Department of Biostatistics and Medical Informatics, Faculty of Medicine, Inonu University, Malatya 44280, Turkey.
Department of Physiology, College of Medicine, King Khalid University, Abha 61421, Saudi Arabia.
Nutrients. 2024 May 20;16(10):1537. doi: 10.3390/nu16101537.
This study aims to identify unique metabolomics biomarkers associated with Type 2 Diabetes (T2D) and develop an accurate diagnostics model using tree-based machine learning (ML) algorithms integrated with bioinformatics techniques.
Univariate and multivariate analyses such as fold change, a receiver operating characteristic curve (ROC), and Partial Least-Squares Discriminant Analysis (PLS-DA) were used to identify biomarker metabolites that showed significant concentration in T2D patients.
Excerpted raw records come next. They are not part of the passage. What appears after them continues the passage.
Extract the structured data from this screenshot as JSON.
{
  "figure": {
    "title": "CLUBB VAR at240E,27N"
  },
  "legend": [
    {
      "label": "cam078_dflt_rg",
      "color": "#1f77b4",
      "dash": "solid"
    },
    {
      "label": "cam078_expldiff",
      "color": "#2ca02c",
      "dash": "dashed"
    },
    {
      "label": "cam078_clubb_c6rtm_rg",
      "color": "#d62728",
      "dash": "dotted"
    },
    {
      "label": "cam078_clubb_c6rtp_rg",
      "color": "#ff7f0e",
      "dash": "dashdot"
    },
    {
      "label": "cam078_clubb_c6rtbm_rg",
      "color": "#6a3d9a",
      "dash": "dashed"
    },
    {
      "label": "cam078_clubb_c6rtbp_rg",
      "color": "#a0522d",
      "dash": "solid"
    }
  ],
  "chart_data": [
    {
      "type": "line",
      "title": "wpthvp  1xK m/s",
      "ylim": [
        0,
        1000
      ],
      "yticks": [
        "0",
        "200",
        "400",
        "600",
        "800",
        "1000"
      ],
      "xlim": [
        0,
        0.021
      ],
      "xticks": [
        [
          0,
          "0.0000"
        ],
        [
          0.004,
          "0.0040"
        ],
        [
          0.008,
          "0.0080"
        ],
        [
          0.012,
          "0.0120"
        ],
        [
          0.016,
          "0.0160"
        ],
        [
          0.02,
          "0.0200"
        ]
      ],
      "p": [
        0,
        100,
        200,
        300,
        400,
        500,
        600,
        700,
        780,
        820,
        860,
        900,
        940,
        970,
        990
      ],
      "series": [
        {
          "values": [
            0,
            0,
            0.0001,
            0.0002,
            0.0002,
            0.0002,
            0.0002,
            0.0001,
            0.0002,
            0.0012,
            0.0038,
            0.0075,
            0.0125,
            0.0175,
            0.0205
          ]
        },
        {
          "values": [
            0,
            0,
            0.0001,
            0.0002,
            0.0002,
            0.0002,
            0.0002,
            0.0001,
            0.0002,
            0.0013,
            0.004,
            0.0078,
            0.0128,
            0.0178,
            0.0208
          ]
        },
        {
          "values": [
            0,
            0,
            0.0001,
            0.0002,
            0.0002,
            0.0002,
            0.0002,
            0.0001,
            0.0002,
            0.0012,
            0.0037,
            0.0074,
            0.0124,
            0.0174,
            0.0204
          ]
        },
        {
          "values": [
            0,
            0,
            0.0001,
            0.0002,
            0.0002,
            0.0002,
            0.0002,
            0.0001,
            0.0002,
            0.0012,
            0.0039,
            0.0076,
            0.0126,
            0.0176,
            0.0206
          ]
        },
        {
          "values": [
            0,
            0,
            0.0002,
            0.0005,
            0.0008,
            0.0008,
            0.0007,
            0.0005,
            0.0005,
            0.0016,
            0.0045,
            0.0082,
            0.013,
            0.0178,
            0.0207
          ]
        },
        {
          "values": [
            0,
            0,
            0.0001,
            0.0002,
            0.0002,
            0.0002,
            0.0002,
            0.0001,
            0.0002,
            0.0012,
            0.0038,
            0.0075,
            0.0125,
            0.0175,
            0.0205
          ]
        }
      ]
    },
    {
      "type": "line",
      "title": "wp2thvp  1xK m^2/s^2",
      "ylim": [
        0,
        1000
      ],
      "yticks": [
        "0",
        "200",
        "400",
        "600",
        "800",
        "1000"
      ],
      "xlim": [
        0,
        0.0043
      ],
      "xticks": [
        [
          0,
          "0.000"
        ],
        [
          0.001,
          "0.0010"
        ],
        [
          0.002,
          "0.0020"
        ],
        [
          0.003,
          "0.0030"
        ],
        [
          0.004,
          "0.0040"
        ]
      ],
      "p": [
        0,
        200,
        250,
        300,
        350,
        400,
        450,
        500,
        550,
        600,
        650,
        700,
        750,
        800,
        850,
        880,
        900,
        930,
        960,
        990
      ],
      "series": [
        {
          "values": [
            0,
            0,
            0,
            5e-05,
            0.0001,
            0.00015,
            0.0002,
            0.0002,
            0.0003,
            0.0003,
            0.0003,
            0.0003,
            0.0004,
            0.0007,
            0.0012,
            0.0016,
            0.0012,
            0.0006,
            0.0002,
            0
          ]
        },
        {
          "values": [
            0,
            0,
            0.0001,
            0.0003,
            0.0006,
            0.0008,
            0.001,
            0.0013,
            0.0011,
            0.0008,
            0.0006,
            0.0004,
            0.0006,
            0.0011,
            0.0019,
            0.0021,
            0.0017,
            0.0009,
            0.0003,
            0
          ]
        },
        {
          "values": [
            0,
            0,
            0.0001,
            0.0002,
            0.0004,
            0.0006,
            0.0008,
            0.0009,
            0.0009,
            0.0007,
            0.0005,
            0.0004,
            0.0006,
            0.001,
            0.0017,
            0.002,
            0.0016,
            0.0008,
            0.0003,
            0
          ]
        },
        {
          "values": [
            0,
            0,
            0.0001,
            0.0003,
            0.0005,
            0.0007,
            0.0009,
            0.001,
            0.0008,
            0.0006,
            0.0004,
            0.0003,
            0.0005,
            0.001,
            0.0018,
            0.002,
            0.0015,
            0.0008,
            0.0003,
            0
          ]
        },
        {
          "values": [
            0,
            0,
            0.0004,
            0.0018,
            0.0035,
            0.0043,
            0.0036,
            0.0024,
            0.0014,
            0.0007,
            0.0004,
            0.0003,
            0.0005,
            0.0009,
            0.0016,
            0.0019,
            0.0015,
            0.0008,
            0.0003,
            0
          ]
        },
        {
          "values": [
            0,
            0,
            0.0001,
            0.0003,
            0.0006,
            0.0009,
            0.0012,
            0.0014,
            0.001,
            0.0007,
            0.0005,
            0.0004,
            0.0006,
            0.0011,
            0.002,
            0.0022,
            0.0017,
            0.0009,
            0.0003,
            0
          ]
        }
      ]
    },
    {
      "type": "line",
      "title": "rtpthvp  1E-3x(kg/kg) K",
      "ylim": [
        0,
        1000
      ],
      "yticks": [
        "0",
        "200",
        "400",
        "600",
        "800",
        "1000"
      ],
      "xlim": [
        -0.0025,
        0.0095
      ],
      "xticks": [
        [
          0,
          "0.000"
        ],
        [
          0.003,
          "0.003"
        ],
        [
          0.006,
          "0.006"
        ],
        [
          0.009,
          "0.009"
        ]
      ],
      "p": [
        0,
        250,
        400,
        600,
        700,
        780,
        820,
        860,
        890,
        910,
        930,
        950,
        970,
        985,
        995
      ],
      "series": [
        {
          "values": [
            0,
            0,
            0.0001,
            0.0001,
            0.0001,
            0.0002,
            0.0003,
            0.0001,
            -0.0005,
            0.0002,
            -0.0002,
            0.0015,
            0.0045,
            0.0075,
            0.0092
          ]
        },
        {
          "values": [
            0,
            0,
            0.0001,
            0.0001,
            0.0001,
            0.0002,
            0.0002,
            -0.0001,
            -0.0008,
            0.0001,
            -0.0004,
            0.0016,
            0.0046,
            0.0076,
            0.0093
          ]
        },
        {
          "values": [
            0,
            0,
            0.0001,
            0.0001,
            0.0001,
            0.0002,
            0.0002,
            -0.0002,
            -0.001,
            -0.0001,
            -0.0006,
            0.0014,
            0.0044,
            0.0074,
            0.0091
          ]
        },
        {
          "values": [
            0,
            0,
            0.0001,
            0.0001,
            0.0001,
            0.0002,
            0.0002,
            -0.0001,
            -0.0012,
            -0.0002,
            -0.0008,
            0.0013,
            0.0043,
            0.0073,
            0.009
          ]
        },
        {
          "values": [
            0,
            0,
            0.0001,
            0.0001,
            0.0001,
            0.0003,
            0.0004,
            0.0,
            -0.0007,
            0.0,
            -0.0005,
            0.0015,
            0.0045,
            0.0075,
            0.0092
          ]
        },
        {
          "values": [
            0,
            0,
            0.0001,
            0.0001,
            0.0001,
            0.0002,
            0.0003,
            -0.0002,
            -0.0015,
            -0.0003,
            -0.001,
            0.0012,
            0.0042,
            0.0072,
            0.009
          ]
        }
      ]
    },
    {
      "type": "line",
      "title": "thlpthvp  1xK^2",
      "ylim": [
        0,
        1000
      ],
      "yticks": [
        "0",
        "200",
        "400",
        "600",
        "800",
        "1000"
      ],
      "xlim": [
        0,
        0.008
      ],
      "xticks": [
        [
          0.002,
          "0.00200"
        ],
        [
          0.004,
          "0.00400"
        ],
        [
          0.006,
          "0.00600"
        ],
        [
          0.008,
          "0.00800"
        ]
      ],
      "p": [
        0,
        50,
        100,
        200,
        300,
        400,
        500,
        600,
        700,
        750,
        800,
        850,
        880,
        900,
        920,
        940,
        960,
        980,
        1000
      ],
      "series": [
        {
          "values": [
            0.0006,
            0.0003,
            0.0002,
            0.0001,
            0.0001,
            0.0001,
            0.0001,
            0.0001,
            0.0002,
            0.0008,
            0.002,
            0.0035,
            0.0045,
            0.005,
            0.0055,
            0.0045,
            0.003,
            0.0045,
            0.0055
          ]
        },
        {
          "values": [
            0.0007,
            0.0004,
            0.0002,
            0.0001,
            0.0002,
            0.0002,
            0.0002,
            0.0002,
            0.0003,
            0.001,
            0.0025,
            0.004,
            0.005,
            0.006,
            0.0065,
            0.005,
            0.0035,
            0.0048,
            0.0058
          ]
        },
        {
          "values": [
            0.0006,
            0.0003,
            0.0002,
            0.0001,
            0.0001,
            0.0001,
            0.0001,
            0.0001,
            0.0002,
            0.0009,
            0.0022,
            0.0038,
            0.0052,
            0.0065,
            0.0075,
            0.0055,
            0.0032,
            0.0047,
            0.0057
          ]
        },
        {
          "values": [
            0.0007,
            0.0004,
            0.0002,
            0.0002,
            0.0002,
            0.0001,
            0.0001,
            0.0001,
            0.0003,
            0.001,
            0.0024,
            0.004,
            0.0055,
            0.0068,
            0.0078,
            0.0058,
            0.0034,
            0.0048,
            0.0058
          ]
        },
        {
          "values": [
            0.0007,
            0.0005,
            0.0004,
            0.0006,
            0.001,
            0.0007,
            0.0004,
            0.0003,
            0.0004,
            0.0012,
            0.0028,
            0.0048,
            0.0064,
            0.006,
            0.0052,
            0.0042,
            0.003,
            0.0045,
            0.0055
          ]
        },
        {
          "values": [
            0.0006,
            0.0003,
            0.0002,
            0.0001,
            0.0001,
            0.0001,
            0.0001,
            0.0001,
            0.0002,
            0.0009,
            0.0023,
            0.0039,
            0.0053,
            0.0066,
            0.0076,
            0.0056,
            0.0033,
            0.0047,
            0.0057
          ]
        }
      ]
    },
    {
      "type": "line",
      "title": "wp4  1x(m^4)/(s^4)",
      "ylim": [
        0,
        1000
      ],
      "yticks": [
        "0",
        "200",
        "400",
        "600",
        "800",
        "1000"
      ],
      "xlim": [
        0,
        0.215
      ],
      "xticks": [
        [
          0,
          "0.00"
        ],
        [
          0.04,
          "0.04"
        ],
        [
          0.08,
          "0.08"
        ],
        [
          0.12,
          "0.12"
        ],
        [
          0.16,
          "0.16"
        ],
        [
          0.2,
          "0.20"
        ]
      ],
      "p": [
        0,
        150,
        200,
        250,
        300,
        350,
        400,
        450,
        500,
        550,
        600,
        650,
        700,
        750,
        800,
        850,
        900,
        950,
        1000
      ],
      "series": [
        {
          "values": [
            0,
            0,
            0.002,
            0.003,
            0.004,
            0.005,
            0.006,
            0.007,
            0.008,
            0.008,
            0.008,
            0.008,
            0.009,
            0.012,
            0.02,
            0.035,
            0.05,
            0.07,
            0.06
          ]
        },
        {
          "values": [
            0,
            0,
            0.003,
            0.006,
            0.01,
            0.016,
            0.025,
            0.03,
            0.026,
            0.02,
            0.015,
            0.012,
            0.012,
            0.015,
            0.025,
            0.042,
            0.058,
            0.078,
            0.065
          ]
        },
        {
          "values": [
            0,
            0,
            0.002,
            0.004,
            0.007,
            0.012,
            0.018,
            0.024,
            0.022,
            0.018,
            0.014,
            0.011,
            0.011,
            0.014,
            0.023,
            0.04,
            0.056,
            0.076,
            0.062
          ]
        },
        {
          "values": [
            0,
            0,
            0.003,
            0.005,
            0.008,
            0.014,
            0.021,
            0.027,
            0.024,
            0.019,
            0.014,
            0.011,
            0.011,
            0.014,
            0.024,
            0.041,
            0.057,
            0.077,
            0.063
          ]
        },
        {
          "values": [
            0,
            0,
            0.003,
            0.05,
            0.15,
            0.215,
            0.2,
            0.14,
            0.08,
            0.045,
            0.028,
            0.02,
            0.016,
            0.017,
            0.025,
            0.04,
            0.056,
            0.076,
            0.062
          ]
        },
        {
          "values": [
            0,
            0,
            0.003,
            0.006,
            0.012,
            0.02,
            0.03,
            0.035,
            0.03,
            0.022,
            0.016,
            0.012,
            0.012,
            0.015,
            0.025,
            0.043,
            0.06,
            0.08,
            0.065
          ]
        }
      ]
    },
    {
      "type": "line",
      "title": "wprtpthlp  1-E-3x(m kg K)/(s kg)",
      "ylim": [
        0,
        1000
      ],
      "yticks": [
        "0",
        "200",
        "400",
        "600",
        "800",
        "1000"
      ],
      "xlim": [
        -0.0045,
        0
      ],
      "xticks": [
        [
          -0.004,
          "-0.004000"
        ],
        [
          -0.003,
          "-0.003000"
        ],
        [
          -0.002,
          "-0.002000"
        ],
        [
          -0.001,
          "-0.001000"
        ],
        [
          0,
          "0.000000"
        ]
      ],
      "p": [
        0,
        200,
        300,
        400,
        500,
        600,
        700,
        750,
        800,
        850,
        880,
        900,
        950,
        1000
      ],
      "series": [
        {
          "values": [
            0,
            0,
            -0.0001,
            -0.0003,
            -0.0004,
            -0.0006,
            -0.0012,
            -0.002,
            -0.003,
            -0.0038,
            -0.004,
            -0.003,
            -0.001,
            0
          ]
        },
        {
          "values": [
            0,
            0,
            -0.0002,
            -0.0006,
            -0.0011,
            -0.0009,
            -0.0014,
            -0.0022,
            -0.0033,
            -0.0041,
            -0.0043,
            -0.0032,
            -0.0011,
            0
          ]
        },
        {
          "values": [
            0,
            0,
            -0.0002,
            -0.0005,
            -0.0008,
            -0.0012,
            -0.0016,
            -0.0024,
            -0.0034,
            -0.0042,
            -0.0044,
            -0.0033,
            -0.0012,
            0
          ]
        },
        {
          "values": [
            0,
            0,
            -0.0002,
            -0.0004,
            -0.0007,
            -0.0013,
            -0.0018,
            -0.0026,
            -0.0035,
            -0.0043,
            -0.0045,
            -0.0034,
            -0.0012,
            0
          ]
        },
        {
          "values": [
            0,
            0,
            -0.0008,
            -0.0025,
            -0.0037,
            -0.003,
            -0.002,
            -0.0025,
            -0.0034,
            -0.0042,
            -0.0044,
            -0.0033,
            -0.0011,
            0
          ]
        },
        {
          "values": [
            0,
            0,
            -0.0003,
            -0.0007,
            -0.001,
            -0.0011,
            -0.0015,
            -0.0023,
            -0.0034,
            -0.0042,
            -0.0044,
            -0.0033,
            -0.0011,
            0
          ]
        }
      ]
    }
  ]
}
Three tree-based algorithms [eXtreme Gradient Boosting (XGBoost), Light Gradient Boosting Machine (LightGBM), and Adaptive Boosting (AdaBoost)] that demonstrated robustness in high-dimensional data analysis were used to create a diagnostic model for T2D.
As a result of the biomarker discovery process validated with three different approaches, Pyruvate, D-Rhamnose, AMP, pipecolate, Tetradecenoic acid, Tetradecanoic acid, Dodecanediothioic acid, Prostaglandin E3/D3 (isobars), ADP and Hexadecenoic acid were determined as potential biomarkers for T2D. Our results showed that the XGBoost model [accuracy = 0.831, F1-score = 0.845, sensitivity = 0.882, specificity = 0.774, positive predictive value (PPV) = 0.811, negative-PV (NPV) = 0.857 and Area under the ROC curve (AUC) = 0.887] had the slight highest performance measures.
ML integrated with bioinformatics techniques offers accurate and positive T2D candidate biomarker discovery. The XGBoost model can successfully distinguish T2D based on metabolites.
本研究旨在确定与 2 型糖尿病(T2D)相关的独特代谢组学生物标志物,并使用基于树的机器学习(ML)算法与生物信息学技术相结合开发准确的诊断模型。
使用单变量和多变量分析,如折叠变化、接收者操作特征曲线(ROC)和偏最小二乘判别分析(PLS-DA),以确定在 T2D 患者中显示出显著浓度的生物标志物代谢物。使用三种基于树的算法[极端梯度提升(XGBoost)、轻梯度提升机(LightGBM)和自适应提升(AdaBoost)]来创建 T2D 的诊断模型,这些算法在高维数据分析中表现出稳健性。
通过三种不同方法验证的生物标志物发现过程,丙酮酸、D-鼠李糖、AMP、哌啶酸、十四烯酸、十四烷酸、十二烷二硫酸、前列腺素 E3/D3(等重)、ADP 和十六烯酸被确定为 T2D 的潜在生物标志物。我们的结果表明,XGBoost 模型[准确性=0.831、F1 得分=0.845、灵敏度=0.882、特异性=0.774、阳性预测值(PPV)=0.811、阴性预测值(NPV)=0.857 和 ROC 曲线下面积(AUC)=0.887]具有稍高的性能指标。
与生物信息学技术相结合的 ML 提供了准确且积极的 T2D 候选生物标志物发现。XGBoost 模型可以成功基于代谢物区分 T2D。